What the running of McIlroy, Hill, Ellis and Rimmer has shown is that the tap of talent hasn’t been turned off as some believe but has been left dripping. To continue the analogy it needs a new washer. What coaches must ask themselves is: am I training athletes correctly for what is fast becoming an extended sprint? Am I stuck in old approaches to the event?
Should we treat the 800 metres more specifically and uncouple it from the 1500?
Some critics will say that all this talk of the 800 being an extended sprint is nonsense. They feel such a suggestion is heresy.

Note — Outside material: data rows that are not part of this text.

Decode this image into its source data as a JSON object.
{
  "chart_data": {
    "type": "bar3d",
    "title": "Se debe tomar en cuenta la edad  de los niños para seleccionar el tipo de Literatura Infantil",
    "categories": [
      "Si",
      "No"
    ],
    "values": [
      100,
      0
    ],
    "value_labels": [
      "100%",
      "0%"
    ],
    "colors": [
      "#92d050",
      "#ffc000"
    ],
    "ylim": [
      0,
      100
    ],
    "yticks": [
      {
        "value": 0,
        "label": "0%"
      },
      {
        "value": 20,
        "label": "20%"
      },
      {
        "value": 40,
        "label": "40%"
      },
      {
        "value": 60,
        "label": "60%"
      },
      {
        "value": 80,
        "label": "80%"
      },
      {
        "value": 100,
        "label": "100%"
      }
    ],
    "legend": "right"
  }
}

They reasonably point to the fact that Coe, Ovett, Cram and Elliott were all highly successful at 1500m.
However a study of their major races at both distances shows that 800 metre races were not a priority. Only Coe ran an equal number of 800 and 1500/1 mile world class races during his long career. Ovett virtually abandoned it after his Olympic win; Cram’s ratio is 3:1 in favour of 1500m/1 mile, Elliott’s 2:1. What these great runners would have achieved had they concentrated, like Tom McKean, on racing two laps would make an interesting debate. McKean (47.60 for 400) never ran a serious 1500 in his life.
Investigation of this sick patient is urgently required. It should be carried out by the British Milers Club whose formation came about in 1963 because of the dire state of British miling. The current 800m situation is no less atrocious.
We need to interview our leading athletes and coaches; we need to know the basis of their training (not for any recrimination but for knowledge); we need to know about attitudes to racing; we need frank discussion between coaches and athletes about training methods; we need to talk to the greats of the past. Until we have the facts we cannot move forward. The short-term aim should be a modest one: to have three runners in the 800 in 2012 and at least one in the final. Achieve that and we can move on and up from there.